Last week Deloitte Consulting LLP published a conversation on its Website with Jeff Schwarz, a principal in Deloitte's Human Capital practice, who shared his thoughts on how an economic rebound will affect companies' approach to talent management. When the economy turns around, recession will also turn-from retention strategy to potent turnover catalyst. Talent management will involve a delicate balancing act for companies, he said.
During the recession employees stayed put and out of the dismal job market. Still, while these workers were glad to have a job, employee morale diminished amid widespread layoffs. Poor communication from management compounded the problem. As a consequence, according to Schwarz, Deloitte research indicates strong evidence that many valuable players are poised to find new jobs once the economic outlook is right. Their research further suggests that the ensuing "résumé tsunami" could surpass any previous post-recessionary turnover patterns.
The irony is that in Deloitte's survey series throughout last year on Managing Talent in a Turbulent Economy, the executives surveyed reported positioning themselves for the rebound by shifting the emphasis away from cost-cutting to retention and talent development. Unfortunately, the shift may be too late: "Companies that could depend on the recession as a retention strategy in 2009 will need to turn their focus to a potential skills shortage later in the year as they return to their growth strategy," said Schwarz.
He continued: "We believe the companies that achieve the best balance of offensive and defensive talent strategies will have the inside track on the recovery curve." Specifically, that balance entails on one hand cost-cutting in benefits and compensation and continuing to eliminate staff redundancies, and keeping an eye on valuable talent in order to retain and develop leaders.

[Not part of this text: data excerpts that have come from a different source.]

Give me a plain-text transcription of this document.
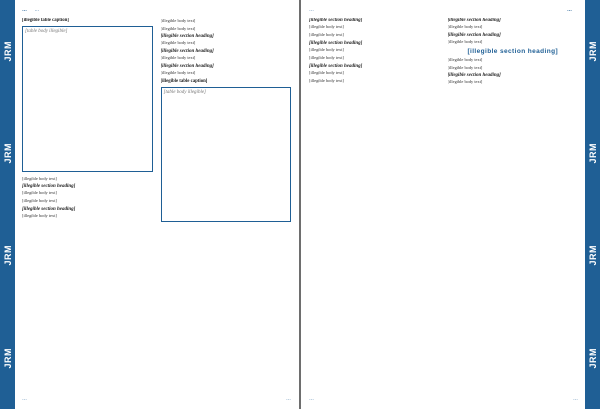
JRM
JRM
JRM
JRM
… …
[illegible table caption]
[table body illegible]

[illegible body text]

[illegible section heading]

[illegible body text]

[illegible body text]

[illegible section heading]

[illegible body text]

[illegible body text]

[illegible body text]

[illegible section heading]

[illegible body text]

[illegible section heading]

[illegible body text]

[illegible section heading]

[illegible body text]

[illegible table caption]
[table body illegible]
…	…
JRM
JRM
JRM
JRM
…	…
[illegible section heading]

[illegible body text]

[illegible body text]

[illegible section heading]

[illegible body text]

[illegible body text]

[illegible section heading]

[illegible body text]

[illegible body text]

[illegible section heading]

[illegible body text]

[illegible section heading]

[illegible body text]

[illegible section heading]

[illegible body text]

[illegible body text]

[illegible section heading]

[illegible body text]

…	…
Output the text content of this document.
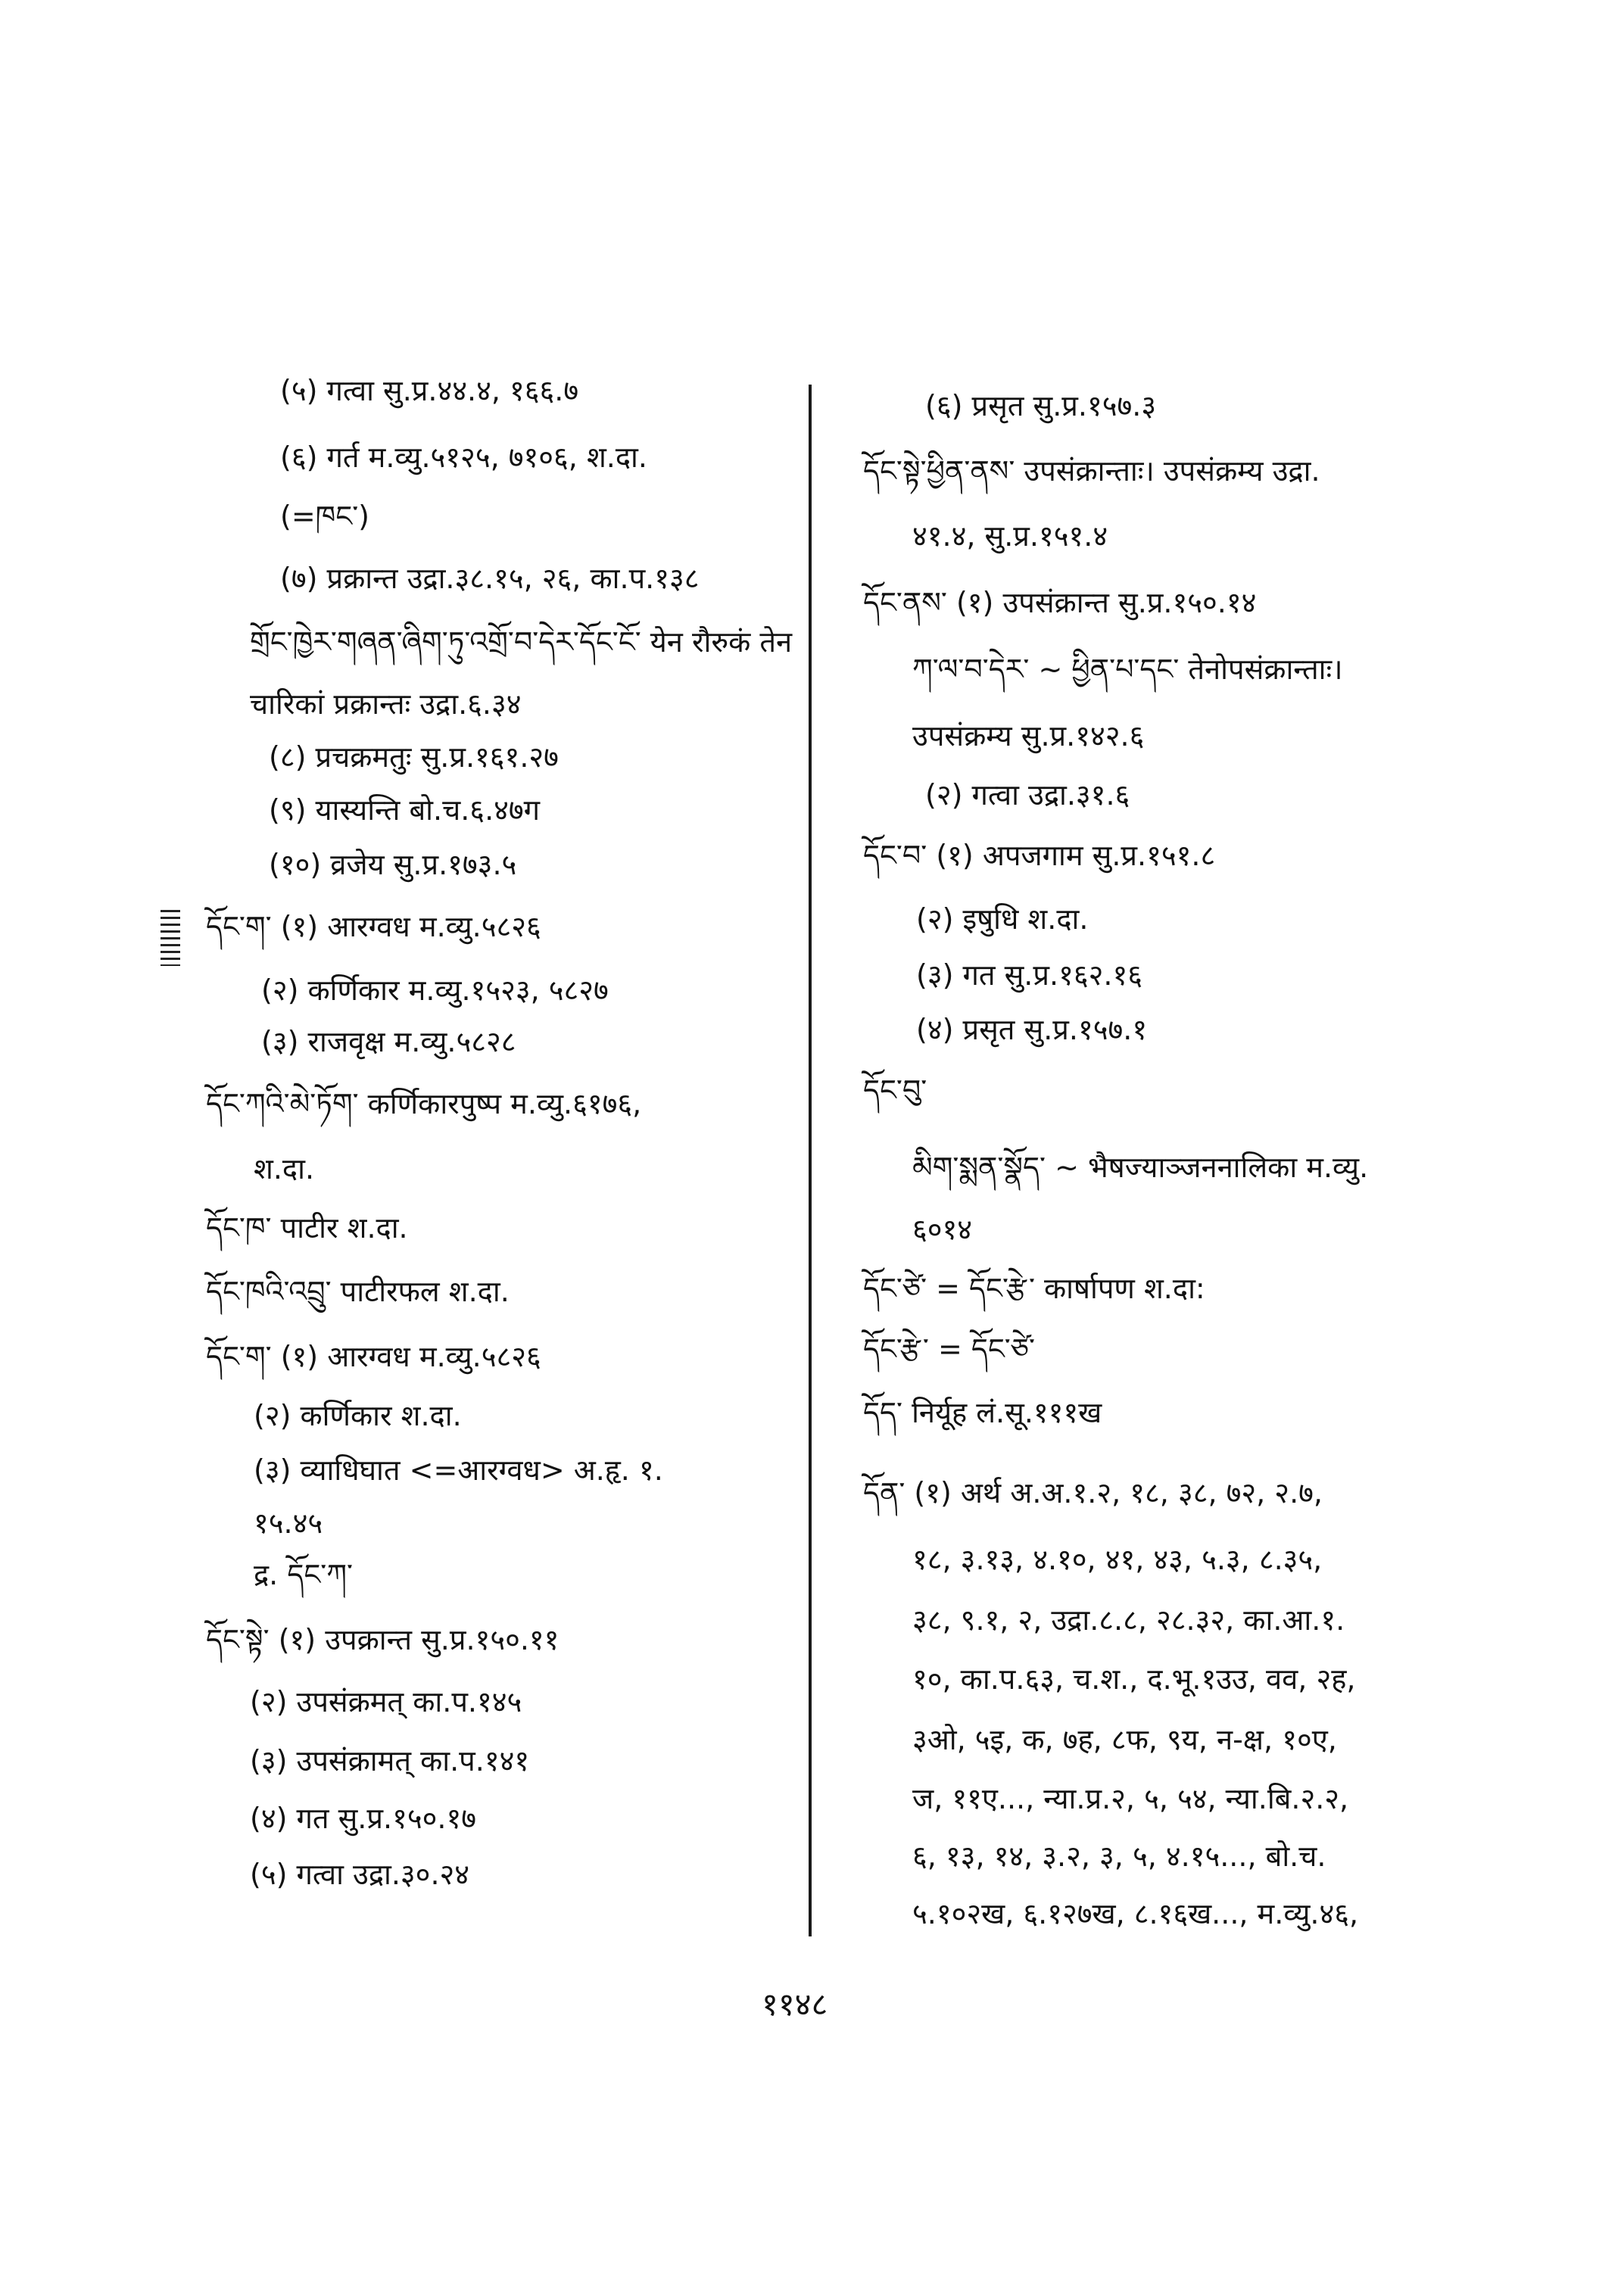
(५) गत्वा सु.प्र.४४.४, १६६.७
(६) गर्त म.व्यु.५१२५, ७१०६, श.दा.
(=ཁང་)
(७) प्रक्रान्त उद्रा.३८.१५, २६, का.प.१३८
གྲོང་ཁྱེར་གཞན་ཞིག་ཏུ་འགྲོ་བ་དེར་དོང་ངོ་ येन रौरुकं तेन
चारिकां प्रक्रान्तः उद्रा.६.३४
(८) प्रचक्रमतुः सु.प्र.१६१.२७
(९) यास्यन्ति बो.च.६.४७ग
(१०) व्रजेय सु.प्र.१७३.५
དོང་ག་ (१) आरग्वध म.व्यु.५८२६
(२) कर्णिकार म.व्यु.१५२३, ५८२७
(३) राजवृक्ष म.व्यु.५८२८
དོང་ཀའི་མེ་ཏོག་ कर्णिकारपुष्प म.व्यु.६१७६,
श.दा.
དོང་ཁ་ पाटीर श.दा.
དོང་ཁའི་འབྲུ་ पाटीरफल श.दा.
དོང་ག་ (१) आरग्वध म.व्यु.५८२६
(२) कर्णिकार श.दा.
(३) व्याधिघात <=आरग्वध> अ.हृ. १.
१५.४५
द्र. དོང་ཀ་
དོང་སྟེ་ (१) उपक्रान्त सु.प्र.१५०.११
(२) उपसंक्रमत् का.प.१४५
(३) उपसंक्रामत् का.प.१४१
(४) गत सु.प्र.१५०.१७
(५) गत्वा उद्रा.३०.२४
(६) प्रसृत सु.प्र.१५७.३
དོང་སྟེ་ཕྱིན་ནས་ उपसंक्रान्ताः। उपसंक्रम्य उद्रा.
४१.४, सु.प्र.१५१.४
དོང་ནས་ (१) उपसंक्रान्त सु.प्र.१५०.१४
ཀ་ལ་བ་དེར་ ~ ཕྱིན་པ་དང་ तेनोपसंक्रान्ताः।
उपसंक्रम्य सु.प्र.१४२.६
(२) गत्वा उद्रा.३१.६
དོང་བ་ (१) अपजगाम सु.प्र.१५१.८
(२) इषुधि श.दा.
(३) गत सु.प्र.१६२.१६
(४) प्रसृत सु.प्र.१५७.१
དོང་བུ་
མིག་སྨན་སྣོད་ ~ भैषज्याञ्जननालिका म.व्यु.
६०१४
དོང་ཙེ་ = དོང་རྩེ་ कार्षापण श.दा:
དོང་རྩེ་ = དོང་ཙེ་
དོད་ निर्यूह लं.सू.१११ख
དོན་ (१) अर्थ अ.अ.१.२, १८, ३८, ७२, २.७,
१८, ३.१३, ४.१०, ४१, ४३, ५.३, ८.३५,
३८, ९.१, २, उद्रा.८.८, २८.३२, का.आ.१.
१०, का.प.६३, च.श., द.भू.१उउ, वव, २ह,
३ओ, ५इ, क, ७ह, ८फ, ९य, न-क्ष, १०ए,
ज, ११ए..., न्या.प्र.२, ५, ५४, न्या.बि.२.२,
६, १३, १४, ३.२, ३, ५, ४.१५..., बो.च.
५.१०२ख, ६.१२७ख, ८.१६ख..., म.व्यु.४६,
११४८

There is still time for companies to rethink talent strategies, said Schwarz-but that time is right now and the window is small. The key is to project talent picture for the next few years with an emphasis on who are the critical people in the organization today and what it will take to keep them in place. Now is the time to ask, as Schwarz put it, "Will your key talent and leaders stay with you if they have choices?"
Interesting findings. I would suspect that if there is a lot of job-hopping among IT workers once the economy lifts, CIOs will also have to make some tough decisions regarding which of their 'B' and 'C' team players they feel compelled to retain. Especially people in operations-type roles who know the history of the systems in use. People who have a lot of institutional knowledge that can't easily be replaced.